Identity Statement for Sir Horace Plunkett

  • Reference code: IE UCDA P27
  • Title: Papers of Sir Horace Plunkett (1854–1932)
  • Dates: 1923
  • Level of description: Item
  • Extent: 2pp
  • Context
  • Content and Structure
  • Conditions of Access and Use

Biographical History

Sir Horace Curzon Plunkett was born at Sherborne House, Gloucestershire in 1854, son of Lord Dunsany, of Dunsany Castle, Dunshaughlin, County Meath. He was educated at Eton and University College, Oxford. In the 1890s he pioneered agricultural co-operation, particularly among dairy farmers in the south of Ireland. In 1891, he was appointed a member of the Congested Districts Board and in 1892 was elected the Unionist MP for South County Dublin. In the following years, he continued developing agricultural policy in Ireland in his role as the first President of the Irish Agricultural Organisation Society (1894), and one of his major reports (Recess Committee 1896) led to the foundation of the Department of Agriculture and Technical Instruction for Ireland in 1899. In 1907, 84 Merrion Square was purchased for him and renamed "The Plunkett House" and became the headquarters of the agricultural co-operation movement.
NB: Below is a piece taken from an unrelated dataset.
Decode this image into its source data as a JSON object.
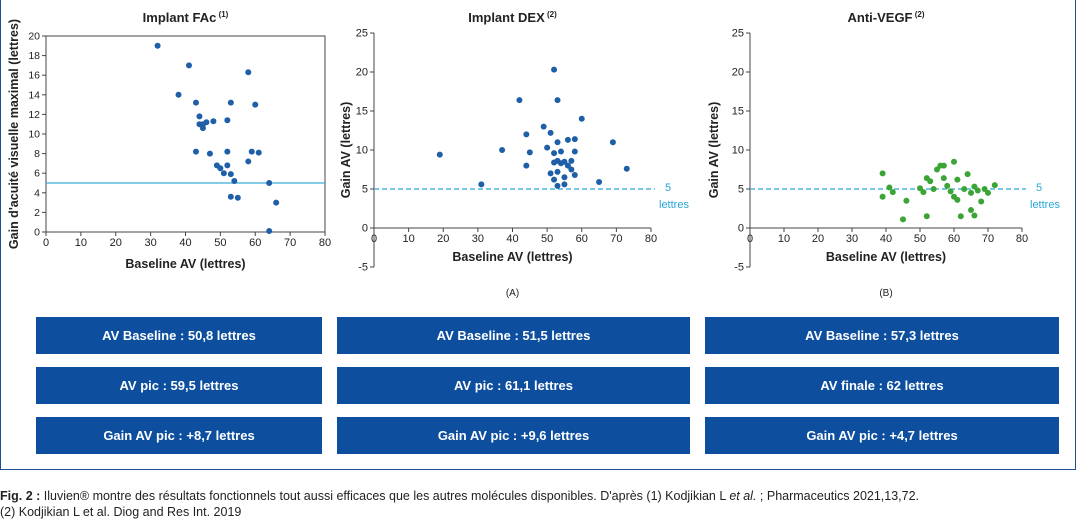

Politically, he became involved with the Home Rule movement, and wished to see Ireland united and within the Commonwealth. He founded the Irish Dominion League with this aim in mind. In 1922 he was made a Senator, and in 1923 his house was burned down during the Civil War, destroying many valuable works of art. He travelled widely advancing the cause of agricultural co-operation and gained many international accolades and awards. Also authored two books Ireland in the New Century (1904) and The Rural Life Problem of the United States (1910).

 

Scope and Content

Letter from Sir Horace Plunkett in Surrey to Mrs Alfred Hamilton, Foxrock, Dublin, concerning his revival of The Irish Statesman under the editorship of Æ (George Russell), in amalgamation with The Irish Homestead. Notes the editorial policy of the latter. Describes relations with its American backers, mentions its policy of supporting the Anglo-Irish Treaty and seeking Irish unity by conciliation. Refers to his health particularly in the aftermath of the destruction of his house during the Civil War, his views on Gnosticism and Agnosticism and to other matters.

  • Access: Available by appointment to holders of a UCD Archives reader's ticket. Produced for consultation in original format. Original material will be retrieved at 11am and 2pm only.